O momento atual é um
momento de especial fraqueza. Pois ele é marcado pela expansão descontrolada
das práticas predatórias do capital digital financeirizado, subjugando a
soberania dos povos e a intimidade dos cidadãos. Um movimento que implica na
radicalização do neoliberalismo como modo de vida, que se utiliza das
tecnologias digitais para desarticular cada vez mais os controles sociais e
públicos sobre as dinâmicas do mercado. Algo potencializado, no campo político,
pela ascensão do neofascismo, que se une no ataque a esses mesmos controles, em
um ímpeto regressivo. E, como se já não fosse o bastante, as evidências de que
as democracias liberais são impotentes frente à crise ecológica se acumulam,
cotidianamente.
Neste contexto não é
mais realista ser “realista”. O realismo do que podemos fazer não pode excluir
o realismo do que precisamos fazer. A pragmática do acúmulo de forças, com as
negociatas e acordos pelo alto, só acumula derrotas, recuos e alianças escusas.
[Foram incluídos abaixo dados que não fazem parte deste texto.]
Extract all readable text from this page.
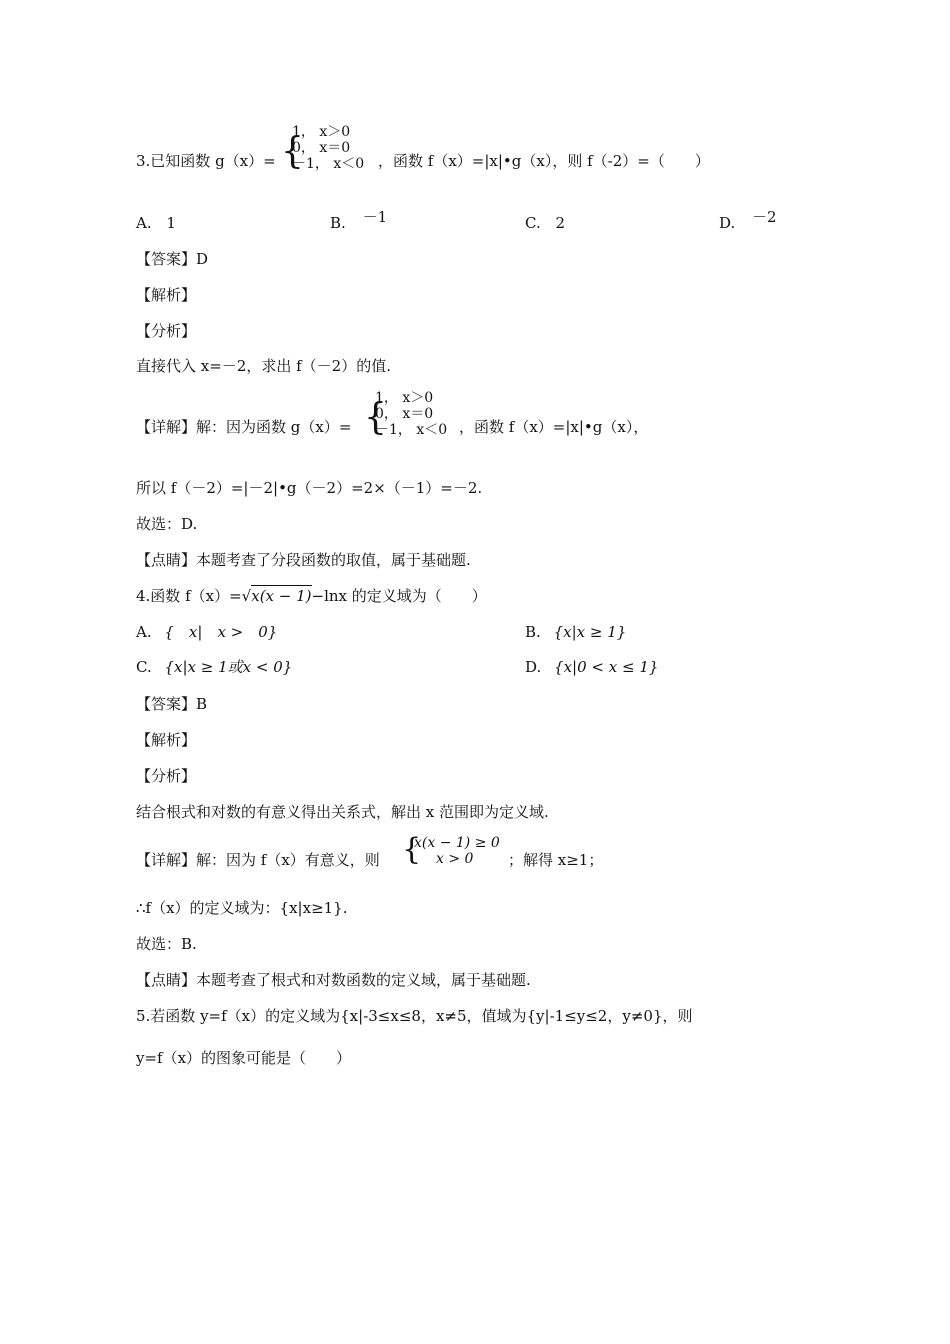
3.已知函数 g（x）= {
1， x＞0
0， x＝0
－1， x＜0 ，函数 f（x）=|x|•g（x），则 f（-2）=（　　）
A. 1	B. －1	C. 2	D. －2
【答案】D
【解析】
【分析】
直接代入 x=－2，求出 f（－2）的值.
【详解】解：因为函数 g（x）= {
1， x＞0
0， x＝0
－1， x＜0 ，函数 f（x）=|x|•g（x），
所以 f（－2）=|－2|•g（－2）=2×（－1）=－2.
故选：D.
【点睛】本题考查了分段函数的取值，属于基础题.
4.函数 f（x）=√x(x − 1)−lnx 的定义域为（　　）
A. {　x|　x >　0}	B. {x|x ≥ 1}
C. {x|x ≥ 1或x < 0}	D. {x|0 < x ≤ 1}
【答案】B
【解析】
【分析】
结合根式和对数的有意义得出关系式，解出 x 范围即为定义域.
【详解】解：因为 f（x）有意义，则 {
x(x − 1) ≥ 0
x > 0	；解得 x≥1；
∴f（x）的定义域为：{x|x≥1}.
故选：B.
【点睛】本题考查了根式和对数函数的定义域，属于基础题.
5.若函数 y=f（x）的定义域为{x|-3≤x≤8，x≠5，值域为{y|-1≤y≤2，y≠0}，则
y=f（x）的图象可能是（　　）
Toda vitória é, no máximo, um paliativo. A necessidade da radicalidade está no
simples fato de que ela é a única forma de avançar. O que não significa berrar
extremismos ao vento e se recusar a lidar com as questões imediatas. Mas sim
compreender que a força só se constrói pela afirmação intransigente de um polo
que faça a defesa radical de um novo modo de vida, pautado pela igualdade
radical e pela soberania popular.
Não há caminhos
prontos — o caminho se faz caminhando. Regulações que não afetam diretamente os
fundamentos econômicos das Big Techs e da Big Pharma visando, a médio e longo
prazo, as suas efetivas extinções, deixaram de ser “realistas”. São meias
verdades. As lutas no campo institucional podem ser utilizadas, no limite como
meios táticos, se vierem articuladas organicamente com a mobilização popular no
escopo de irem para além de si mesmas. Do contrário, sempre terão pés de
cristal.
Mais do que
despejarmos forças em formas jurídicas que limitem a atuação das Bigs, é
preciso desde já criarmos um polo radical que diga, em alto e bom som, que a
médio e longo prazo elas não devem existir. As tecnologias digitais são
“conquistas” de toda a humanidade, e não de uma dúzia de corporações
estadunidenses e chinesas. Não podemos assistir, paralisados, em um misto de
excitação e medo, o surgimento da mais nova “grande invenção” do Vale do
Silício, a cada dois anos. Devemos aproveitá-las para fazermos renascer
projetos de soberania popular, de democracia direta, de compartilhamento em
redes solidárias e de formas cooperativas, que realmente apontem no sentido da
igualdade substantiva.
Uma das grandes
falácias políticas dos nossos tempos é a que coloca a democracia liberal como
um valor absoluto, para o qual não há alternativas a não ser regimes
autoritários. Além de expressar uma falta de criatividade política, essa visão
desconsidera a natureza autoritária dos capitais monopolistas, e subestima as
capacidades das classes subalternizadas de construírem novos arranjos que
apontem para outros modos de vida. Para quem almeja e luta pela conquista da
vida boa para todos, não cabe mais aceitar a democracia liberal como o fim da
história. Houve um tempo em que ela representou uma conquista, mas hoje é a
forma jurídica e política que nos enjaula. Reconhecer isso não significa
abandonar as batalhas jurídicas, as eleições, ou a luta por direitos, mas sim
entender seus limites e sua fraqueza em construir a força do novo que vem.